NEWPORT NEWS, Va. — The mother of a 6-year-old boy who shot his teacher in Virginia was sentenced Wednesday to 21 months in prison for using marijuana while in possession of a firearm, which is against US law.
Deja Taylor’s son brought his gun to school and shot Abby Zwerner in her second-grade classroom in January, seriously injuring the educator.
Investigators later found nearly an ounce of marijuana in Taylor’s bedroom and evidence of frequent drug use in his text messages and equipment.
Taylor’s sentencing in US District Court offered the first measure of accountability for the January shooting, which reignited a national dialogue about gun violence and rocked the naval shipyard city of Newport News.
Taylor, 26, still faces a separate sentencing in December at the state level for felony child neglect. Dan Zwerner is suing the school system for $40 million, alleging that administrators ignored multiple warnings that the boy had a gun.
The federal case against Taylor comes at a time when marijuana is legal in many states, including Virginia, while many Americans own firearms.
Deja Taylor, the mother of a 6-year-old boy who shot his teacher in Virginia, was sentenced to 21 months in prison for using marijuana while in possession of a firearm.Billy Schuerman/The Virginian-Pilot via AP, File
Several US courts in other parts of the country have ruled against federal laws that prohibit drug users from owning firearms. But the law remains in effect in many states and has been used to prosecute others including Hunter Biden, the son of President Joe Biden.
Federal prosecutors in Virginia argued in court filings that Taylor’s “chronic, ongoing and … life-threatening abuse extends this case far beyond any occasional and/or recreational use.”
Prosecutors had asked for a 21-month prison sentence.
“This case is not a marijuana case,” they wrote. “It is a case that underscores the inherently dangerous nature and circumstances that arise from the caustic cocktail of mixing consistent and prolonged use of a controlled substance with a deadly firearm.”
Taylor’s son brought his gun to school and shot Abby Zwerner in her second-grade classroom.Billy Schuerman/The Virginian-Pilot via AP
Taylor agreed in June to a negotiated guilty plea. He was convicted of using marijuana while in possession of a gun as well as lying about his drug use in federal form when he bought the gun.
Taylor’s attorney has asked the judge for probation and home confinement, according to court filings. They argued Taylor needed counseling for issues that included schizoaffective disorder, a condition that shares symptoms with schizophrenia and bipolar disorder.
“Ms. Taylor is deeply saddened, deeply saddened, and truly remorseful for the consequences and unintended mistakes that led to this horrific shooting,” her attorney wrote.
They also said he needed treatment for marijuana addiction.
“Addiction is a disease and incarceration is not the cure,” his lawyer wrote.
Police at Richneck Elementary School in Newport News, Virginia after a shooting on January 30, 2023. Billy Schuerman/The Virginian-Pilot via AP, File
Taylor’s lawyers also argued that the US Supreme Court could eventually overturn the federal ban on drug users owning firearms. For example, the Fifth Circuit Court of Appeals in New Orleans ruled in August that drug users should not be automatically barred from owning firearms.

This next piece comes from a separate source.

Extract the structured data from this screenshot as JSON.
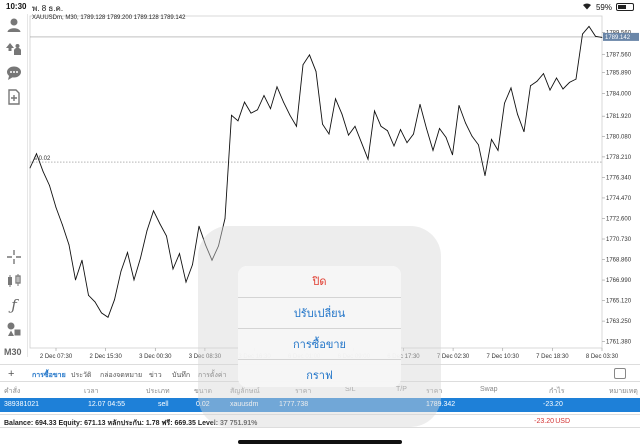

Other lower courts have upheld the ban and the Justice Department has appealed the 5th Circuit’s decision to the Supreme Court. The high court has yet to decide whether to take up the case.
Federal law generally prohibits people from owning firearms if they have been convicted of a crime, have been committed to a mental institution or are an illegal user of a controlled substance, among other things.
The United States Sentencing Commission reports that nearly 8,700 people were convicted under the law last year. The commission did not provide detailed information on the amount charged for their drug use. But it said almost 88% of them had been convicted of a previous criminal conviction.
Karen O’Keefe, director of state policy for the pro-legalization group Marijuana Policy Project, told The Associated Press in June that about 18% of Americans admitted to using marijuana in the past year and about 40% owned a firearm.
Taylor’s grandfather has had full custody of his son, now 7, since the shooting, according to court documents.
Taylor’s son told authorities he obtained the gun by climbing up a drawer to reach the top of a dresser, where the gun was in his mother’s purse. Taylor initially told investigators he had secured his gun with a trigger lock, but investigators never found it.
Immediately after the shooting, the child told a reading specialist who stopped him: “I shot that (expletive) dead,” and “I got my mom’s gun last night,” according to the search warrant.
Zwerner is suing the school district for $40 million.Toscano Law Group
It wasn’t the first time Taylor’s gun had been fired in public, prosecutors wrote. Taylor shot her son’s father in December after seeing him with his girlfriend.
“You could’ve killed me,” Taylor’s father said in a text message, according to a summary from prosecutors.
Moments after his son shot his teacher, Taylor smoked two blunts, prosecutors added. He also failed a drug test while awaiting sentencing on federal charges.
Taylor’s attorney said Taylor “stands before this court in shame, remorse and sadness.”